DataprocAutoscalingPolicy


Property Value
Google Cloud Service Name Dataproc
Google Cloud Service Documentation /dataproc/docs/
Google Cloud REST Resource Name v1.projects.locations.autoscalingPolicies
Google Cloud REST Resource Documentation /dataproc/docs/reference/rest/v1/projects.locations.autoscalingPolicies
Config Connector Resource Short Names gcpdataprocautoscalingpolicy
gcpdataprocautoscalingpolicies
dataprocautoscalingpolicy
Config Connector Service Name dataproc.googleapis.com
Config Connector Resource Fully Qualified Name dataprocautoscalingpolicies.dataproc.cnrm.cloud.google.com
Can Be Referenced by IAMPolicy/IAMPolicyMember No
Config Connector Default Average Reconcile Interval In Seconds 600

Custom Resource Definition Properties

Spec

Schema

basicAlgorithm:
  cooldownPeriod: string
  yarnConfig:
    gracefulDecommissionTimeout: string
    scaleDownFactor: float
    scaleDownMinWorkerFraction: float
    scaleUpFactor: float
    scaleUpMinWorkerFraction: float
location: string
projectRef:
  external: string
  name: string
  namespace: string
resourceID: string
secondaryWorkerConfig:
  maxInstances: integer
  minInstances: integer
  weight: integer
workerConfig:
  maxInstances: integer
  minInstances: integer
  weight: integer
Fields

basicAlgorithm

Required

object

basicAlgorithm.cooldownPeriod

Optional

string

Optional. Duration between scaling events. A scaling period starts after the update operation from the previous event has completed. Bounds: . Default: 2m.

basicAlgorithm.yarnConfig

Required

object

Required. YARN autoscaling configuration.

basicAlgorithm.yarnConfig.gracefulDecommissionTimeout

Required

string

Required. Timeout for YARN graceful decommissioning of Node Managers. Specifies the duration to wait for jobs to complete before forcefully removing workers (and potentially interrupting jobs). Only applicable to downscaling operations.

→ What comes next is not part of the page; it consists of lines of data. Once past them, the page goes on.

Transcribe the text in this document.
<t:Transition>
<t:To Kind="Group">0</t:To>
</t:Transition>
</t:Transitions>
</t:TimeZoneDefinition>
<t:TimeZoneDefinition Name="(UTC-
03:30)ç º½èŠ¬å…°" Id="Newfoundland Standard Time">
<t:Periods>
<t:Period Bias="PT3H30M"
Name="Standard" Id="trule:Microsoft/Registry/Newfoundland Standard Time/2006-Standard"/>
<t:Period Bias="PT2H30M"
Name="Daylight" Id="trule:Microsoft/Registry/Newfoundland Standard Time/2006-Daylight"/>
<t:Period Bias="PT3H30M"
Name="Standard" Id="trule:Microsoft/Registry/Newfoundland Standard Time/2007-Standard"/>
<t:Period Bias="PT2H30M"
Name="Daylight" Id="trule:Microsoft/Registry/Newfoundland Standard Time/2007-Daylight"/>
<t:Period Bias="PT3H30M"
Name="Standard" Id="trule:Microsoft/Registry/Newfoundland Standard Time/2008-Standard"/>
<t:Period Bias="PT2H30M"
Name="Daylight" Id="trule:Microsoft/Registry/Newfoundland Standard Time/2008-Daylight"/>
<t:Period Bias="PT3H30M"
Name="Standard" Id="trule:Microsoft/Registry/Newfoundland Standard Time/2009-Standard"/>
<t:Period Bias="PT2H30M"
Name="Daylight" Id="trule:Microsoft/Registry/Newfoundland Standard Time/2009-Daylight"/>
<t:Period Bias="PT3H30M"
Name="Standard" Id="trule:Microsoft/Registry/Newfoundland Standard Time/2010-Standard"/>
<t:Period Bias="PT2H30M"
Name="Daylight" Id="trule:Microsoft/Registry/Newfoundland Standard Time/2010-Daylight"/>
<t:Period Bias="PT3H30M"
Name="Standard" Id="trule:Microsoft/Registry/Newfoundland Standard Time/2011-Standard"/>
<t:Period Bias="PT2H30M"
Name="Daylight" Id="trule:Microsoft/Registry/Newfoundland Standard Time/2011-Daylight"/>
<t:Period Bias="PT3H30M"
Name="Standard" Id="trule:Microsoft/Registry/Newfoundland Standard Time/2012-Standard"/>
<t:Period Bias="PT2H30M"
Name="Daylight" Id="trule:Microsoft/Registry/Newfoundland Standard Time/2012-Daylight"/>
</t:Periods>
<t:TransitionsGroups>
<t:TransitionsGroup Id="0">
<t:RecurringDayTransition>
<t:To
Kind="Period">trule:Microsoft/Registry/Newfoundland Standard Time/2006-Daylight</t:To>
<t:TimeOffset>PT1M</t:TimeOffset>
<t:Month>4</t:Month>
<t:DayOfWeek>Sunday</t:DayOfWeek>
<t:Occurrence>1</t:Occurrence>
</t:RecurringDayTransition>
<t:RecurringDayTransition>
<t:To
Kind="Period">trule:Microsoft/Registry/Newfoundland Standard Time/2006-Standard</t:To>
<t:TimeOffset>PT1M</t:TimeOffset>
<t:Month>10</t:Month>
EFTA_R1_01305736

basicAlgorithm.yarnConfig.scaleDownFactor

Required

float

Required. Fraction of average YARN pending memory in the last cooldown period for which to remove workers. A scale-down factor of 1 will result in scaling down so that there is no available memory remaining after the update (more aggressive scaling). A scale-down factor of 0 disables removing workers, which can be beneficial for autoscaling a single job. See .

basicAlgorithm.yarnConfig.scaleDownMinWorkerFraction

Optional

float

Optional. Minimum scale-down threshold as a fraction of total cluster size before scaling occurs. For example, in a 20-worker cluster, a threshold of 0.1 means the autoscaler must recommend at least a 2 worker scale-down for the cluster to scale. A threshold of 0 means the autoscaler will scale down on any recommended change. Bounds: . Default: 0.0.

basicAlgorithm.yarnConfig.scaleUpFactor

Required

float

Required. Fraction of average YARN pending memory in the last cooldown period for which to add workers. A scale-up factor of 1.0 will result in scaling up so that there is no pending memory remaining after the update (more aggressive scaling). A scale-up factor closer to 0 will result in a smaller magnitude of scaling up (less aggressive scaling). See .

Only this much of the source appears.